There are five categories of the HTTP status codes:
1xx (Informational) 2xx (Successful) 3xx (Redirection) 4xx (Client Error) 5xx (Server Error)
When resource can be loaded fine, HTTP returns 200 OK message.
curl -I serverdown.co.uk/ HTTP/1.1 200 OK Server: nginx Date: Sun, 20 Jan 2019 12:56:56 GMT Content-Type: text/html Content-Length: 3734 Connection: keep-alive Last-Modified: Fri, 18 Jan 2019 13:24:34 GMT ETag: “e96-57fbb6e9db8a7” Accept-Ranges: bytes
See what happens when you try to curl the resource which does not exist, HTTP returns error 404:
curl -I 9dabebc.online-server.cloud/this-resource-does-not-exist HTTP/1.1 404 Not Found Server: nginx Date: Sun, 20 Jan 2019 12:56:14 GMT Content-Type: text/html; charset=iso-8859-1 Connection: keep-alive
A redirect (in this case a 301 redirect) looks like this:
curl -I google.com HTTP/1.1 301 Moved Permanently Location: http://www.google.com/ Content-Type: text/html; charset=UTF-8 Date: Sat, 18 Apr 2020 17:04:56 GMT Expires: Mon, 18 May 2020 17:04:56 GMT Cache-Control: public, max-age=2592000 Server: gws Content-Length: 219 X-XSS-Protection: 0 X-Frame-Options: SAMEORIGIN
Errors starting with 5xx are most likely to be the Web server configuration issues, not the issues with the server hardware.
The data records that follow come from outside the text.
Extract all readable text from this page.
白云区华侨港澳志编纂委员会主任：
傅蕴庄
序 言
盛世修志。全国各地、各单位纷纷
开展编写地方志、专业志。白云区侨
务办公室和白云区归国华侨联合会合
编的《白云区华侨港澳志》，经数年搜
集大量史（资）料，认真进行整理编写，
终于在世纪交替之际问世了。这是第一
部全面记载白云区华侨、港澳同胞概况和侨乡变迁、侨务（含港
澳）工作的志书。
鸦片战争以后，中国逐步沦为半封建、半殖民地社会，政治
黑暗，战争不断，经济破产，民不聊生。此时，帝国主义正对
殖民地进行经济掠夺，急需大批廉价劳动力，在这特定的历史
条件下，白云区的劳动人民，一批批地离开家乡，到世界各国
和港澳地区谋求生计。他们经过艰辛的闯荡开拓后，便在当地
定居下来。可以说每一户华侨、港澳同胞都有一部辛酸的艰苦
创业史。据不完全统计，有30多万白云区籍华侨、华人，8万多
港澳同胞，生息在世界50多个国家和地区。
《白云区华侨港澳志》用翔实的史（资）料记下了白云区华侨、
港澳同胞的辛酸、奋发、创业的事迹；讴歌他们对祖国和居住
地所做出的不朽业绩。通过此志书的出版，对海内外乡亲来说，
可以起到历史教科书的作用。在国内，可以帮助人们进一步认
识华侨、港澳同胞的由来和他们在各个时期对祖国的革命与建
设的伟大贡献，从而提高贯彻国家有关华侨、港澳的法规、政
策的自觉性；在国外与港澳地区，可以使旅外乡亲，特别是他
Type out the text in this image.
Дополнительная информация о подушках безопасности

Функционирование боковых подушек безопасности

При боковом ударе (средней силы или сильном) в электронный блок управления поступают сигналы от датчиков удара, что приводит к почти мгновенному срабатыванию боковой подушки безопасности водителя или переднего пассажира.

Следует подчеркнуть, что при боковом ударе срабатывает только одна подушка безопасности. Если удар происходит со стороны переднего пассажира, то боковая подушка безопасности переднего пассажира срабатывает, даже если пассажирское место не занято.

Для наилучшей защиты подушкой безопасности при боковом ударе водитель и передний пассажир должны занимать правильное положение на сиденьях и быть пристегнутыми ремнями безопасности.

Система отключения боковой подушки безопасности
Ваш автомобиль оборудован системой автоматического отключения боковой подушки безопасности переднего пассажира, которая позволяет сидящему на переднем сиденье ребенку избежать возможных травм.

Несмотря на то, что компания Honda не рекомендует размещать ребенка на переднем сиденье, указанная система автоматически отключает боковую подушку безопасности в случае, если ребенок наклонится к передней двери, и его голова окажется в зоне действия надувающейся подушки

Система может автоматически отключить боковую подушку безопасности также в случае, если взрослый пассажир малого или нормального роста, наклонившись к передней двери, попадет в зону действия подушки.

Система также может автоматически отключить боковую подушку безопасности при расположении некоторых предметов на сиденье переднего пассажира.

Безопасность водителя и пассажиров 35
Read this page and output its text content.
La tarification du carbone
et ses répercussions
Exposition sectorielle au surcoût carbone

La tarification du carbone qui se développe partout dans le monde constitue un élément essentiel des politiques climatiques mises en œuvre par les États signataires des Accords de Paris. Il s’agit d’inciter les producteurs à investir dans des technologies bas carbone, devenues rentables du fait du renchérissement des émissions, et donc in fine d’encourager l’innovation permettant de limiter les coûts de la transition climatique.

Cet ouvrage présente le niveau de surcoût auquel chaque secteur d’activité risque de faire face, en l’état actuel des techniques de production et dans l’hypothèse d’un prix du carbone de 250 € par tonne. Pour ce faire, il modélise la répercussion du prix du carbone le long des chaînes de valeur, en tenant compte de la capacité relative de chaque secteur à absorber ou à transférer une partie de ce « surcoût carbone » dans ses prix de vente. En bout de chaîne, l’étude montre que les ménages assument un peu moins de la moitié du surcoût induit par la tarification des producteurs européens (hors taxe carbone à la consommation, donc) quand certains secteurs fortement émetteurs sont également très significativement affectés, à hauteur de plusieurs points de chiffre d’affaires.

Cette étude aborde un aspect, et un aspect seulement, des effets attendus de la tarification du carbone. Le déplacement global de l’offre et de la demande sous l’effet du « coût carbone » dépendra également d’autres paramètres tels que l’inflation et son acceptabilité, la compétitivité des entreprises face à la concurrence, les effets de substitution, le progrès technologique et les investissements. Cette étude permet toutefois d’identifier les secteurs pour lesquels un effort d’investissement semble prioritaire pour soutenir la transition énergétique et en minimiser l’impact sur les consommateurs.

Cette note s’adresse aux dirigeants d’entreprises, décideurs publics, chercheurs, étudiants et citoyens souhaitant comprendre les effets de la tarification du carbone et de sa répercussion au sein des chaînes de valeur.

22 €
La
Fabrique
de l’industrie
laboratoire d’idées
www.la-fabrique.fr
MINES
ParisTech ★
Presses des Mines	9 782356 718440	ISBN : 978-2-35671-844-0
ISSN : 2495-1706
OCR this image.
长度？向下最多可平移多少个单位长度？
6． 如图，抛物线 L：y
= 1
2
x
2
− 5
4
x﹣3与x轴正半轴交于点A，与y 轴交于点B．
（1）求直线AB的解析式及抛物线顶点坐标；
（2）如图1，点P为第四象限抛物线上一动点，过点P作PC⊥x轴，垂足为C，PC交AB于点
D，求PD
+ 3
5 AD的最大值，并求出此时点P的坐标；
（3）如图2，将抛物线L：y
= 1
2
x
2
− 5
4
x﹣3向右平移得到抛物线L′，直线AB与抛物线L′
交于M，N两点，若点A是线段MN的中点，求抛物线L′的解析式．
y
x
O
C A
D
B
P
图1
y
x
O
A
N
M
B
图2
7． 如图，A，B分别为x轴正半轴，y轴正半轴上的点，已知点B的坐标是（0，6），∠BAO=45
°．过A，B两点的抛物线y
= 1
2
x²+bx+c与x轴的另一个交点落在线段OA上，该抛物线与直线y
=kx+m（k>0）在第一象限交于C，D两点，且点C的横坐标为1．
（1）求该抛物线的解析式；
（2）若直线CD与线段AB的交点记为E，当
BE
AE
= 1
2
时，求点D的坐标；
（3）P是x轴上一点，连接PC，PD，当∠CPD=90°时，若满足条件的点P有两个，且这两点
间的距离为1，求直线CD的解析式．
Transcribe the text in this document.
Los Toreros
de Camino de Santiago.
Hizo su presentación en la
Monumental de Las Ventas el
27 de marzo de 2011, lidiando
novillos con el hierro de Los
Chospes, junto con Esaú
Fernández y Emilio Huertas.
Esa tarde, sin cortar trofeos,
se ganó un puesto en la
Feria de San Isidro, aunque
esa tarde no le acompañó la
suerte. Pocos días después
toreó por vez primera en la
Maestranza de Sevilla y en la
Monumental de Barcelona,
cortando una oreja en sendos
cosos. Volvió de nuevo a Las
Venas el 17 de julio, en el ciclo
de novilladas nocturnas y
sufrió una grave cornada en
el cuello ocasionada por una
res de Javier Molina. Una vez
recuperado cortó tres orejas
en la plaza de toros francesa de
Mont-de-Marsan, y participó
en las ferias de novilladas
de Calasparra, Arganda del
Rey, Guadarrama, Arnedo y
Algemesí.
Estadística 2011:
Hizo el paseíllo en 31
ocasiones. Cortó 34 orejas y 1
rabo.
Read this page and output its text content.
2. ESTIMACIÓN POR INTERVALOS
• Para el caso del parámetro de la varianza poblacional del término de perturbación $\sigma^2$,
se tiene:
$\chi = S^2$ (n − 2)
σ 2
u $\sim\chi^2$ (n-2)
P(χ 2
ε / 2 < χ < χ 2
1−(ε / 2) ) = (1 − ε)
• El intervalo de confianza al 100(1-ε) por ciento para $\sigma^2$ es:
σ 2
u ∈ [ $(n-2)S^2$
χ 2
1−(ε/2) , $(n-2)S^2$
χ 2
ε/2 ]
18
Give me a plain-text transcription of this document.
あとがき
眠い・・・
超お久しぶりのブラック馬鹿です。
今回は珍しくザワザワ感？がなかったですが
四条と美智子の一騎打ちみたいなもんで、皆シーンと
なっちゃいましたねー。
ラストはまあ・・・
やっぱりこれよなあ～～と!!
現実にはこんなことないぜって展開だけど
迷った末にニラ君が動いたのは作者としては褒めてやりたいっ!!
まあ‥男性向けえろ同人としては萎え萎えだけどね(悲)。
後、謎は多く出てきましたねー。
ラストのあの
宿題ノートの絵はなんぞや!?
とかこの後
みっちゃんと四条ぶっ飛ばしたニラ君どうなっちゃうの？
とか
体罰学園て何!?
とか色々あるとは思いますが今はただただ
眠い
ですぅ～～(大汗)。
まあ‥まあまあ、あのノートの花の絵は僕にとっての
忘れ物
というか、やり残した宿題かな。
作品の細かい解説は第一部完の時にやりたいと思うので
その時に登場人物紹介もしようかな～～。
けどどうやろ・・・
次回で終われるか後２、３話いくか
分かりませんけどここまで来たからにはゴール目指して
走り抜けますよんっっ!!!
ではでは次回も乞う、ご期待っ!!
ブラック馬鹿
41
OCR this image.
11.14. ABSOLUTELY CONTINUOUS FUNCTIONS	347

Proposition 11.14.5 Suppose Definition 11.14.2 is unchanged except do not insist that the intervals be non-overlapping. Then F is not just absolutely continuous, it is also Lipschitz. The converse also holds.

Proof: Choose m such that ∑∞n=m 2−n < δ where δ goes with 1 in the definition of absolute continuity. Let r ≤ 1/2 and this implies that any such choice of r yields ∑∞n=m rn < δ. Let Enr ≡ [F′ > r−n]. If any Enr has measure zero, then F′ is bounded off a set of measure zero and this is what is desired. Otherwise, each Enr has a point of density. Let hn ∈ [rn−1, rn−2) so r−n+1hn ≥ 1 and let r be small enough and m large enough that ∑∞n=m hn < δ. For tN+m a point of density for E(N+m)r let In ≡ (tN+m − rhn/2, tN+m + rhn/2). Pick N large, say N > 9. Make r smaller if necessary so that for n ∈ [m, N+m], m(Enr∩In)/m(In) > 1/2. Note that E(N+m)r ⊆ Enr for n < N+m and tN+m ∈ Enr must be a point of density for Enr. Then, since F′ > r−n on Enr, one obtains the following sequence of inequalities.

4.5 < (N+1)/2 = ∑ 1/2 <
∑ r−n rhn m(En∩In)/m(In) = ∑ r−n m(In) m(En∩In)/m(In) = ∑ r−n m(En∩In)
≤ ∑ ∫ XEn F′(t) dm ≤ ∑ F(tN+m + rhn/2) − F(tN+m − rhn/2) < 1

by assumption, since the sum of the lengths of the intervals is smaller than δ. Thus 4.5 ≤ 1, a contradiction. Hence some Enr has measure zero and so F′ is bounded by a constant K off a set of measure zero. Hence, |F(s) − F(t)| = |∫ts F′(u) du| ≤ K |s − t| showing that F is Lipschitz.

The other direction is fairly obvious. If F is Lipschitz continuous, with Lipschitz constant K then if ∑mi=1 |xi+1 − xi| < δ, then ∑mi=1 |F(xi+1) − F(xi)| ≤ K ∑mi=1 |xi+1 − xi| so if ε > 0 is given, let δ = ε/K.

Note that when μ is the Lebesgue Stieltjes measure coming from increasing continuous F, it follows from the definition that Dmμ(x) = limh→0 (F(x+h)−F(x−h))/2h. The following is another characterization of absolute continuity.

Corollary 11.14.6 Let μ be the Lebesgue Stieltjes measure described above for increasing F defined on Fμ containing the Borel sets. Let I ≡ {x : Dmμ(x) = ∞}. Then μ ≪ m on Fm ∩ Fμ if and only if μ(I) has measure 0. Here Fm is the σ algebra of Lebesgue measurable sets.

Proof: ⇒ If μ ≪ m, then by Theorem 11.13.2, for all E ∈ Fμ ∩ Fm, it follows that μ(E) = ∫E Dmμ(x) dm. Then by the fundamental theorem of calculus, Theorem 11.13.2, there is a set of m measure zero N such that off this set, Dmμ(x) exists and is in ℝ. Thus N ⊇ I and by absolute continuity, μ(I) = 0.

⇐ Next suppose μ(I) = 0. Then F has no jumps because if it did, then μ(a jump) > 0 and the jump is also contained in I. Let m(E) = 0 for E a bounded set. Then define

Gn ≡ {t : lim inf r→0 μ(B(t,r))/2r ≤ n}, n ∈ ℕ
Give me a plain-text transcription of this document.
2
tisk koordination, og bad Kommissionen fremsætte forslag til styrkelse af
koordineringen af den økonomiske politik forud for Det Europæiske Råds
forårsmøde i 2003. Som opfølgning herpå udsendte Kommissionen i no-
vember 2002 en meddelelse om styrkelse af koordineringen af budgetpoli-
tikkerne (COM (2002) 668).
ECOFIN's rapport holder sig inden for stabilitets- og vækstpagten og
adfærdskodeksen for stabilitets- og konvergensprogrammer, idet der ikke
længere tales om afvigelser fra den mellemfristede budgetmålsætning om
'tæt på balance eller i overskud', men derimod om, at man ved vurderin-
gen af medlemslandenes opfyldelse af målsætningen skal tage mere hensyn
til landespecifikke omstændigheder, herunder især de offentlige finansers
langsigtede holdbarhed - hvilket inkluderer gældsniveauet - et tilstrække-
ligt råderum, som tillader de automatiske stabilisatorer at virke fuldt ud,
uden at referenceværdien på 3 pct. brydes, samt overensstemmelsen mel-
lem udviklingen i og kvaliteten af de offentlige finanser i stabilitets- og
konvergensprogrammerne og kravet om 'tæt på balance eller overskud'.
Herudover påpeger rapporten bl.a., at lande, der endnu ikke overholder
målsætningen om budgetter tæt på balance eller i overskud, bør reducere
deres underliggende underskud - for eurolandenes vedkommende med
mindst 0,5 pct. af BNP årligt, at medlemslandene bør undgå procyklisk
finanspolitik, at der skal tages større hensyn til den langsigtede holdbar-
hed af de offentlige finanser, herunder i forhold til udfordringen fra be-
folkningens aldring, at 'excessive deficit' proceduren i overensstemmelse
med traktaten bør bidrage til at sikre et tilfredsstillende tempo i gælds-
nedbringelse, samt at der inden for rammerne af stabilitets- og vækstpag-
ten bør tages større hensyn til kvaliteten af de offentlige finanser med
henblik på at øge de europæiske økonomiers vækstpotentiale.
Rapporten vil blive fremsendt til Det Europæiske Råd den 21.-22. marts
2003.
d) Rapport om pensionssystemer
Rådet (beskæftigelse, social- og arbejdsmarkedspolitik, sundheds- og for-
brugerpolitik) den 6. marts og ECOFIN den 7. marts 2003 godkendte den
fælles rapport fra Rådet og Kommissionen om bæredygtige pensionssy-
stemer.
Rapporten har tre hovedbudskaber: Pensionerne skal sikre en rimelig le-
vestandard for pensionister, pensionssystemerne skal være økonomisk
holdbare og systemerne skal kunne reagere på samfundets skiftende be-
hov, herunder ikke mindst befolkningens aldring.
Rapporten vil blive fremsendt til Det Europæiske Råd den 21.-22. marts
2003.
They look similar to this:
500 Internal Server Error Connection: close Date: Thu, 18 Aug 2019 15:23:46 GMT Server: Apache Content-Length: 592 Content-Type: text/html; charset=iso-8859-1
A 500 error doesn't tell you much on the client side (we know that there was some error on the server, but only the server really knows what happened.) PHP errors are the most common. To find out more about a 500 error we'd be best off looking at the server / web server logs if we have access to them.